Someday soon Bertrand Piccard is going to throw the switches on his Solar Impulse Foundation aircraft, tug back on the stick and pull it into the air. Then he'll fly it right around the world. The impressive technology demonstrator's just about to take its maiden flight. Let's hope it's not cloudy.
The Solar Impulse Foundation, cofounded by Piccard, has some loft goals about promoting research and innovative exploitations of renewable energy use in the aeronautics industry, getting the information and news about inventions out to the public, and promoting sustainable development. One route to doing this is to tackle the tricky challenge of flying around the world in a solar-powered aircraft, and that's exactly what the SIF set out to do in 2003--with building starting in 2007.
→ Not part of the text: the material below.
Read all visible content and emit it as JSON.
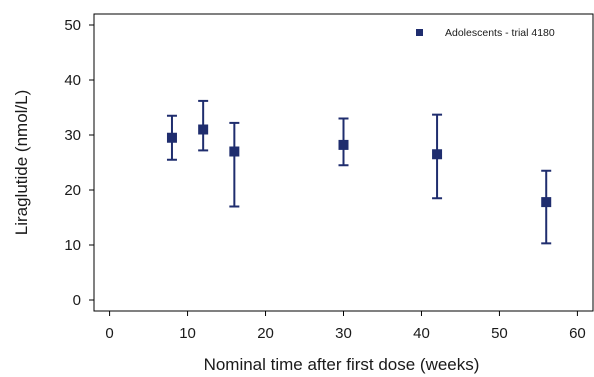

Several weeks ago the impressive-looking vehicle, dotted with 12,000 individual photovoltaic solar cells underwent some initial engine power tests, and last week it rolled down the runway in Switzerland under its own power in some low- and high-speed taxi tests to test out controls, handling, and the delicate undercarriage. Under a test-pilots command, ground speed reached 10 miles an hour, and conditions were almost right for a first flight. Instead the team played it safe, and that flight should happen some time this week, if all goes well. Playing it safe sounds particularly sensible when you learn that the Solar Impulse is the size of an Airbus, but weighs about as much as a mid-sized car.
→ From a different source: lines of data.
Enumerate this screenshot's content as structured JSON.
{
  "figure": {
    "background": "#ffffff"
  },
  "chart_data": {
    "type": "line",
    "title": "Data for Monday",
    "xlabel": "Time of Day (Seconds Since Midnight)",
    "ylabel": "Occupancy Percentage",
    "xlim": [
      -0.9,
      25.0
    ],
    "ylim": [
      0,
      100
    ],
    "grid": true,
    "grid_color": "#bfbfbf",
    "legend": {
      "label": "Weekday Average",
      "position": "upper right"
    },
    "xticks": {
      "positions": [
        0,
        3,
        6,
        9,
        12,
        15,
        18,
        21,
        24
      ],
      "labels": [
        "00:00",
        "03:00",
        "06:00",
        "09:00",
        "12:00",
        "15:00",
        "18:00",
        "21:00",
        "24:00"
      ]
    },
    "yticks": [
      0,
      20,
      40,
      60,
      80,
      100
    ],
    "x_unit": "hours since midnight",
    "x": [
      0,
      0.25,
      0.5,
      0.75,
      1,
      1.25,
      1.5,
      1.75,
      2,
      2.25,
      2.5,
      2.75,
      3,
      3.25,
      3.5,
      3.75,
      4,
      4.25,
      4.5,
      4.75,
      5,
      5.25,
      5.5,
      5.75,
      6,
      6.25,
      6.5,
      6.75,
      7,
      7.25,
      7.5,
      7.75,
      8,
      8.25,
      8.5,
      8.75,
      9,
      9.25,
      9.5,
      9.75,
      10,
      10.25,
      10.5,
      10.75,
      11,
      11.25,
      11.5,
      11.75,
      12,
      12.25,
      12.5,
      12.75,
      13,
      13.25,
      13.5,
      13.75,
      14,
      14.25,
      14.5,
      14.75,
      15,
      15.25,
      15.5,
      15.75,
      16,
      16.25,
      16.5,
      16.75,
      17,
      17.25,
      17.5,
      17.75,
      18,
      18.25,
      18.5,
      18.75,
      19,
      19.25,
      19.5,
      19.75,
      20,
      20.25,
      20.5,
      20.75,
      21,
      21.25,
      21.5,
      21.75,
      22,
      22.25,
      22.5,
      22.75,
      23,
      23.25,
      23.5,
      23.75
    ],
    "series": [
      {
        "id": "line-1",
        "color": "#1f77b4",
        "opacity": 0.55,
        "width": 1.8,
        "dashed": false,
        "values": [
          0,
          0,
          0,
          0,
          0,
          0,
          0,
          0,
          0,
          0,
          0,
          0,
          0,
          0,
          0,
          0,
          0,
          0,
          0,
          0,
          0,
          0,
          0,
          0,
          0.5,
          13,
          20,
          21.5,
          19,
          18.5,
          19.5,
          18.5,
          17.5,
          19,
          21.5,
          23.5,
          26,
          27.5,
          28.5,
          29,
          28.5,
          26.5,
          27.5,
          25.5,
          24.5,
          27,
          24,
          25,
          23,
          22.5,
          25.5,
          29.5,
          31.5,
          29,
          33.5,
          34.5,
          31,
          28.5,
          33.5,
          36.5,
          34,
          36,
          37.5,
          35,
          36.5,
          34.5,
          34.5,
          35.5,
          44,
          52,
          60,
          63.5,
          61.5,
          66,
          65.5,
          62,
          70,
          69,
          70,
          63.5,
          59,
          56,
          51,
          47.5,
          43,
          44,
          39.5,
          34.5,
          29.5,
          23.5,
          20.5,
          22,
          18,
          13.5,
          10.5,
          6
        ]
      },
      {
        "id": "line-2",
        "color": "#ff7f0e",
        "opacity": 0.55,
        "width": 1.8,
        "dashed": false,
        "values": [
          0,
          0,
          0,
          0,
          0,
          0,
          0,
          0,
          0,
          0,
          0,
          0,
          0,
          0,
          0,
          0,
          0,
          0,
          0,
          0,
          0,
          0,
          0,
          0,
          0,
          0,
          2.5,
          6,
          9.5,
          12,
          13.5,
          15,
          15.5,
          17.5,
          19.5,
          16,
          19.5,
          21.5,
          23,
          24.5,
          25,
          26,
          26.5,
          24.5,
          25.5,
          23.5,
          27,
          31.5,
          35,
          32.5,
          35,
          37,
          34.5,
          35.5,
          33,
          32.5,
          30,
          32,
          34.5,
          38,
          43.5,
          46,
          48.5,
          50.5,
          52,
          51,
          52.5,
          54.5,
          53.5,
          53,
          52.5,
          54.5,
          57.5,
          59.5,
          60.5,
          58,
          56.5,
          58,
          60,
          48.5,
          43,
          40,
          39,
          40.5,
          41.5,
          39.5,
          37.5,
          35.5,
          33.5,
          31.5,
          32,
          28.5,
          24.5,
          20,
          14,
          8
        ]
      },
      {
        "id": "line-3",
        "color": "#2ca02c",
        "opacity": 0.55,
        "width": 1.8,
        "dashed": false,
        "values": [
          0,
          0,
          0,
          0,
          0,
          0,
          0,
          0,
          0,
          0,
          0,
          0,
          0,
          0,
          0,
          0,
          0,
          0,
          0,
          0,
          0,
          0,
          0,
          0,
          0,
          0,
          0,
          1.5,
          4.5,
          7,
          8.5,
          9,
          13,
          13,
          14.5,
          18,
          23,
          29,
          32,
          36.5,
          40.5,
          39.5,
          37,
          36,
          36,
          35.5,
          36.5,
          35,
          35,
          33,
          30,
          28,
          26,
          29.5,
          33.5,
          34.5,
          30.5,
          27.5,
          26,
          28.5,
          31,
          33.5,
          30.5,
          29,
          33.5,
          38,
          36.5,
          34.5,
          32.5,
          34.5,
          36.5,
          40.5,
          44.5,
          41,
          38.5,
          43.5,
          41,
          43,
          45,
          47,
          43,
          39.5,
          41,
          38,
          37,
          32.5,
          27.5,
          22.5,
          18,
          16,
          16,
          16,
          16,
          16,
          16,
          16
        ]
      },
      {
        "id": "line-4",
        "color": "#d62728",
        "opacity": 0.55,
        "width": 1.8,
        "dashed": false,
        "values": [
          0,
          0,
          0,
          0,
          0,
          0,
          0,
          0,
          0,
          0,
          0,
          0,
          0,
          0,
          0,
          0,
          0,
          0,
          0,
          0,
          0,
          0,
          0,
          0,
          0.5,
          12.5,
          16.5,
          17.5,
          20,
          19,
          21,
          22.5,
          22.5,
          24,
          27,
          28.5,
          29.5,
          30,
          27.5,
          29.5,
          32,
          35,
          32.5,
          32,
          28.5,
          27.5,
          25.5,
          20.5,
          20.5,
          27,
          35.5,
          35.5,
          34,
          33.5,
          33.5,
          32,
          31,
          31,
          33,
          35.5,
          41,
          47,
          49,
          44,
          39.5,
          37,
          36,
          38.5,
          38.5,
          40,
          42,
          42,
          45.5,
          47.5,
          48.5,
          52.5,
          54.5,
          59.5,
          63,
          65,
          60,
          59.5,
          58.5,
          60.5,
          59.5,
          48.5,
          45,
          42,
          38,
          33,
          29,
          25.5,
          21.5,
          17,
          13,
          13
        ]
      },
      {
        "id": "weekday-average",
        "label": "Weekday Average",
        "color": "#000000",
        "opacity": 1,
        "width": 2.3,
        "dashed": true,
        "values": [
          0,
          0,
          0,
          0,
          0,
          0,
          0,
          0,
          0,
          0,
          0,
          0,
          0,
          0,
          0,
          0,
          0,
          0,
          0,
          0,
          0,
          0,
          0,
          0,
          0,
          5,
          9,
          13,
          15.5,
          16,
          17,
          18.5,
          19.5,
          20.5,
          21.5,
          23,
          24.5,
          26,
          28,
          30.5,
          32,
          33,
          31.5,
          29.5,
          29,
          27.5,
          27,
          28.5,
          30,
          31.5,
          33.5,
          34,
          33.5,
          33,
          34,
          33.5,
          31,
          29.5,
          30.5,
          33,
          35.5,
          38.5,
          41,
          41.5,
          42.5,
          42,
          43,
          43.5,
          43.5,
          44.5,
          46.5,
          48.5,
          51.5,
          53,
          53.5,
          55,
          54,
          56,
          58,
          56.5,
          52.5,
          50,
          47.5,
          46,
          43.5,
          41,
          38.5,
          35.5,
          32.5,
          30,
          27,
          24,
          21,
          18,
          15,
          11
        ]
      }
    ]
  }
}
Of course solar-powered aircraft are nothing particularly new: NASA's Pathfinder aircraft has been in the news for several years, and QinetiQ's Zephyr aircraft broke some world records when it was demonstrated to the U.S. Air Force last year. But both of those aircraft are designed for specific tasks--mainly loitering around a specific location at very high altitude for defense or communications-node purposes--and they're unmanned, which frees up their design to be very, very light.
Piccard's vehicle is important because when it flies, it'll be a very potent demonstration of how far solar-power technology has come: It's efficient enough to fly a person into the air under power, and then fly that pilot around the world. Of course Piccard isn't envisioning a future where we all hop into our solar sail-planes for the journey to work, pseudo-Jetsons-style. Instead it's supposed to act as a symbol, "almost a provocation" as the Web site puts it, that solar technology could have a valuable role in aviation, an industry that many finger as being a serious eco-threat, with its almost exclusive reliance on fossil fuel. Fingers crossed then that the first flight--and more important the first landing--goes well this week, since Piccard's six-year effort as resulted in just a single fragile airframe.